While significant research has focused on ACSM3 in malignant melanoma, emerging evidence suggests relevance across multiple cancer types. To effectively investigate this heterogeneity:

• Pan-cancer database analysis: Leverage TCGA, GEO, and other resources to compare ACSM3 expression across cancer types, considering both primary and metastatic samples . This approach has already revealed significant downregulation in MM compared to normal skin.

• Single-cell resolution studies: Bulk tissue analysis may mask cellular heterogeneity. Single-cell RNA sequencing can reveal cell-specific expression patterns and potential associations with cellular states or lineages within the tumor microenvironment.

• Spatial transcriptomics approaches: Technologies combining histological information with gene expression data can reveal spatial distribution of ACSM3 expression within tumors, potentially identifying expression patterns associated with invasive fronts or hypoxic regions.

• Epigenetic regulation assessment: Investigate whether differential ACSM3 expression across cancer types relates to epigenetic modifications through:

  • DNA methylation analysis of ACSM3 promoter regions

  • Histone modification profiling

  • Chromatin accessibility studies

• Ethnic and demographic correlations: Research has identified lowest ACSM3 expression in Asian MM cases and a trend toward higher expression in obese patients . Expanded demographic analysis across cancer types might reveal additional clinically relevant patterns.

These approaches can provide a more comprehensive understanding of how ACSM3 functions across diverse cancer contexts, potentially revealing new therapeutic opportunities.

What are the implications of ACSM3's role in immune exclusion for combination immunotherapy approaches?

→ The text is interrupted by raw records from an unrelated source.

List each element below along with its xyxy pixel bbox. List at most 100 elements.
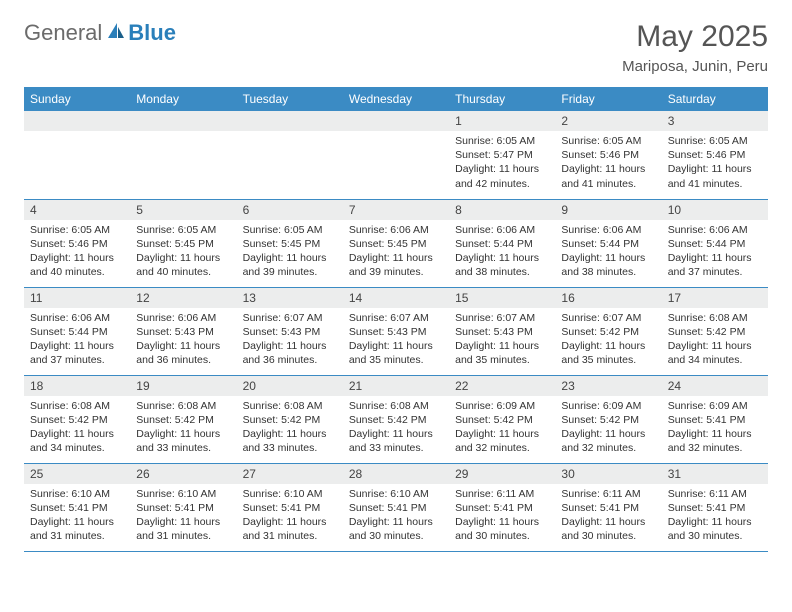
day-details: Sunrise: 6:05 AMSunset: 5:46 PMDaylight:… — [24, 220, 130, 286]
day-number: 9 — [555, 200, 661, 220]
day-number: 13 — [237, 288, 343, 308]
empty-daynum — [343, 111, 449, 131]
day-details: Sunrise: 6:05 AMSunset: 5:45 PMDaylight:… — [237, 220, 343, 286]
day-number: 18 — [24, 376, 130, 396]
day-details: Sunrise: 6:06 AMSunset: 5:43 PMDaylight:… — [130, 308, 236, 374]
calendar-day-cell: 11Sunrise: 6:06 AMSunset: 5:44 PMDayligh… — [24, 287, 130, 375]
day-details: Sunrise: 6:06 AMSunset: 5:45 PMDaylight:… — [343, 220, 449, 286]
day-details: Sunrise: 6:09 AMSunset: 5:42 PMDaylight:… — [449, 396, 555, 462]
calendar-day-cell: 21Sunrise: 6:08 AMSunset: 5:42 PMDayligh… — [343, 375, 449, 463]
day-header: Saturday — [662, 87, 768, 111]
day-number: 28 — [343, 464, 449, 484]
day-details: Sunrise: 6:08 AMSunset: 5:42 PMDaylight:… — [237, 396, 343, 462]
calendar-body: 1Sunrise: 6:05 AMSunset: 5:47 PMDaylight… — [24, 111, 768, 551]
calendar-week-row: 18Sunrise: 6:08 AMSunset: 5:42 PMDayligh… — [24, 375, 768, 463]
calendar-day-cell: 7Sunrise: 6:06 AMSunset: 5:45 PMDaylight… — [343, 199, 449, 287]
day-details: Sunrise: 6:11 AMSunset: 5:41 PMDaylight:… — [662, 484, 768, 550]
location-text: Mariposa, Junin, Peru — [622, 58, 768, 75]
day-details: Sunrise: 6:06 AMSunset: 5:44 PMDaylight:… — [24, 308, 130, 374]
day-number: 6 — [237, 200, 343, 220]
calendar-day-cell: 26Sunrise: 6:10 AMSunset: 5:41 PMDayligh… — [130, 463, 236, 551]
day-number: 14 — [343, 288, 449, 308]
calendar-day-cell: 14Sunrise: 6:07 AMSunset: 5:43 PMDayligh… — [343, 287, 449, 375]
calendar-day-cell: 23Sunrise: 6:09 AMSunset: 5:42 PMDayligh… — [555, 375, 661, 463]
day-number: 20 — [237, 376, 343, 396]
day-details: Sunrise: 6:06 AMSunset: 5:44 PMDaylight:… — [662, 220, 768, 286]
calendar-day-cell — [24, 111, 130, 199]
calendar-day-cell: 19Sunrise: 6:08 AMSunset: 5:42 PMDayligh… — [130, 375, 236, 463]
day-number: 24 — [662, 376, 768, 396]
day-number: 19 — [130, 376, 236, 396]
calendar-day-cell: 3Sunrise: 6:05 AMSunset: 5:46 PMDaylight… — [662, 111, 768, 199]
day-details: Sunrise: 6:05 AMSunset: 5:46 PMDaylight:… — [555, 131, 661, 197]
day-number: 2 — [555, 111, 661, 131]
day-details: Sunrise: 6:10 AMSunset: 5:41 PMDaylight:… — [237, 484, 343, 550]
day-number: 21 — [343, 376, 449, 396]
calendar-day-cell — [343, 111, 449, 199]
calendar-week-row: 4Sunrise: 6:05 AMSunset: 5:46 PMDaylight… — [24, 199, 768, 287]
day-number: 8 — [449, 200, 555, 220]
calendar-day-cell: 4Sunrise: 6:05 AMSunset: 5:46 PMDaylight… — [24, 199, 130, 287]
calendar-day-cell: 28Sunrise: 6:10 AMSunset: 5:41 PMDayligh… — [343, 463, 449, 551]
calendar-day-cell: 16Sunrise: 6:07 AMSunset: 5:42 PMDayligh… — [555, 287, 661, 375]
header: General Blue May 2025 Mariposa, Junin, P… — [24, 20, 768, 75]
day-number: 23 — [555, 376, 661, 396]
calendar-day-cell: 17Sunrise: 6:08 AMSunset: 5:42 PMDayligh… — [662, 287, 768, 375]
calendar-day-cell: 24Sunrise: 6:09 AMSunset: 5:41 PMDayligh… — [662, 375, 768, 463]
day-details: Sunrise: 6:10 AMSunset: 5:41 PMDaylight:… — [343, 484, 449, 550]
day-details: Sunrise: 6:11 AMSunset: 5:41 PMDaylight:… — [555, 484, 661, 550]
day-number: 7 — [343, 200, 449, 220]
day-number: 12 — [130, 288, 236, 308]
day-header: Monday — [130, 87, 236, 111]
day-number: 29 — [449, 464, 555, 484]
day-header: Sunday — [24, 87, 130, 111]
day-details: Sunrise: 6:08 AMSunset: 5:42 PMDaylight:… — [662, 308, 768, 374]
day-number: 25 — [24, 464, 130, 484]
calendar-table: SundayMondayTuesdayWednesdayThursdayFrid… — [24, 87, 768, 552]
day-details: Sunrise: 6:10 AMSunset: 5:41 PMDaylight:… — [24, 484, 130, 550]
day-number: 10 — [662, 200, 768, 220]
calendar-day-cell: 10Sunrise: 6:06 AMSunset: 5:44 PMDayligh… — [662, 199, 768, 287]
brand-sail-icon — [106, 21, 126, 46]
day-details: Sunrise: 6:07 AMSunset: 5:43 PMDaylight:… — [343, 308, 449, 374]
day-details: Sunrise: 6:05 AMSunset: 5:46 PMDaylight:… — [662, 131, 768, 197]
day-details: Sunrise: 6:07 AMSunset: 5:43 PMDaylight:… — [449, 308, 555, 374]
calendar-day-cell: 20Sunrise: 6:08 AMSunset: 5:42 PMDayligh… — [237, 375, 343, 463]
calendar-week-row: 11Sunrise: 6:06 AMSunset: 5:44 PMDayligh… — [24, 287, 768, 375]
calendar-day-cell: 13Sunrise: 6:07 AMSunset: 5:43 PMDayligh… — [237, 287, 343, 375]
brand-logo: General Blue — [24, 20, 176, 46]
brand-general: General — [24, 20, 102, 46]
day-number: 11 — [24, 288, 130, 308]
day-number: 1 — [449, 111, 555, 131]
calendar-day-cell: 31Sunrise: 6:11 AMSunset: 5:41 PMDayligh… — [662, 463, 768, 551]
calendar-day-cell: 2Sunrise: 6:05 AMSunset: 5:46 PMDaylight… — [555, 111, 661, 199]
day-details: Sunrise: 6:06 AMSunset: 5:44 PMDaylight:… — [555, 220, 661, 286]
day-details: Sunrise: 6:05 AMSunset: 5:45 PMDaylight:… — [130, 220, 236, 286]
day-details: Sunrise: 6:08 AMSunset: 5:42 PMDaylight:… — [24, 396, 130, 462]
calendar-day-cell: 12Sunrise: 6:06 AMSunset: 5:43 PMDayligh… — [130, 287, 236, 375]
day-details: Sunrise: 6:09 AMSunset: 5:42 PMDaylight:… — [555, 396, 661, 462]
day-details: Sunrise: 6:05 AMSunset: 5:47 PMDaylight:… — [449, 131, 555, 197]
calendar-day-cell: 18Sunrise: 6:08 AMSunset: 5:42 PMDayligh… — [24, 375, 130, 463]
day-number: 17 — [662, 288, 768, 308]
empty-daynum — [130, 111, 236, 131]
day-details: Sunrise: 6:10 AMSunset: 5:41 PMDaylight:… — [130, 484, 236, 550]
day-header: Wednesday — [343, 87, 449, 111]
calendar-day-cell: 8Sunrise: 6:06 AMSunset: 5:44 PMDaylight… — [449, 199, 555, 287]
calendar-day-cell: 25Sunrise: 6:10 AMSunset: 5:41 PMDayligh… — [24, 463, 130, 551]
day-number: 3 — [662, 111, 768, 131]
day-details: Sunrise: 6:11 AMSunset: 5:41 PMDaylight:… — [449, 484, 555, 550]
day-header: Thursday — [449, 87, 555, 111]
calendar-day-cell — [130, 111, 236, 199]
day-number: 5 — [130, 200, 236, 220]
day-number: 31 — [662, 464, 768, 484]
day-header: Tuesday — [237, 87, 343, 111]
day-number: 22 — [449, 376, 555, 396]
day-details: Sunrise: 6:08 AMSunset: 5:42 PMDaylight:… — [130, 396, 236, 462]
calendar-week-row: 25Sunrise: 6:10 AMSunset: 5:41 PMDayligh… — [24, 463, 768, 551]
day-number: 15 — [449, 288, 555, 308]
day-number: 27 — [237, 464, 343, 484]
title-block: May 2025 Mariposa, Junin, Peru — [622, 20, 768, 75]
day-details: Sunrise: 6:06 AMSunset: 5:44 PMDaylight:… — [449, 220, 555, 286]
calendar-day-cell — [237, 111, 343, 199]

ACSM3's apparent involvement in immune exclusion rather than checkpoint regulation presents unique opportunities for immunotherapy advancement:

• Dual targeting strategies: Since ACSM3 expression shows no correlation with PD-1, PD-L1, or PD-L2 , combining ACSM3-targeted approaches with checkpoint inhibitors might address complementary immune evasion mechanisms.

• Immune infiltrate modulation: Research should explore whether ACSM3 modulation can enhance immune cell infiltration in "cold" tumors, potentially rendering them more responsive to existing immunotherapies. This involves:

  • Assessing changes in chemokine profiles following ACSM3 modulation

  • Characterizing alterations in endothelial activation and adhesion molecule expression

  • Quantifying changes in immunosuppressive myeloid populations

• Predictive biomarker development: ACSM3 expression levels might serve as predictive biomarkers for immunotherapy response. Retrospective analysis of samples from immunotherapy trials, correlating ACSM3 expression with clinical outcomes, could validate this hypothesis.

• Therapeutic sequencing optimization: Determining whether ACSM3 modulation should precede, accompany, or follow checkpoint inhibition requires systematic investigation in preclinical models before clinical translation.

The emerging understanding of ACSM3's immune regulatory functions opens new avenues for overcoming immunotherapy resistance, particularly in tumors characterized by immune exclusion rather than exhaustion.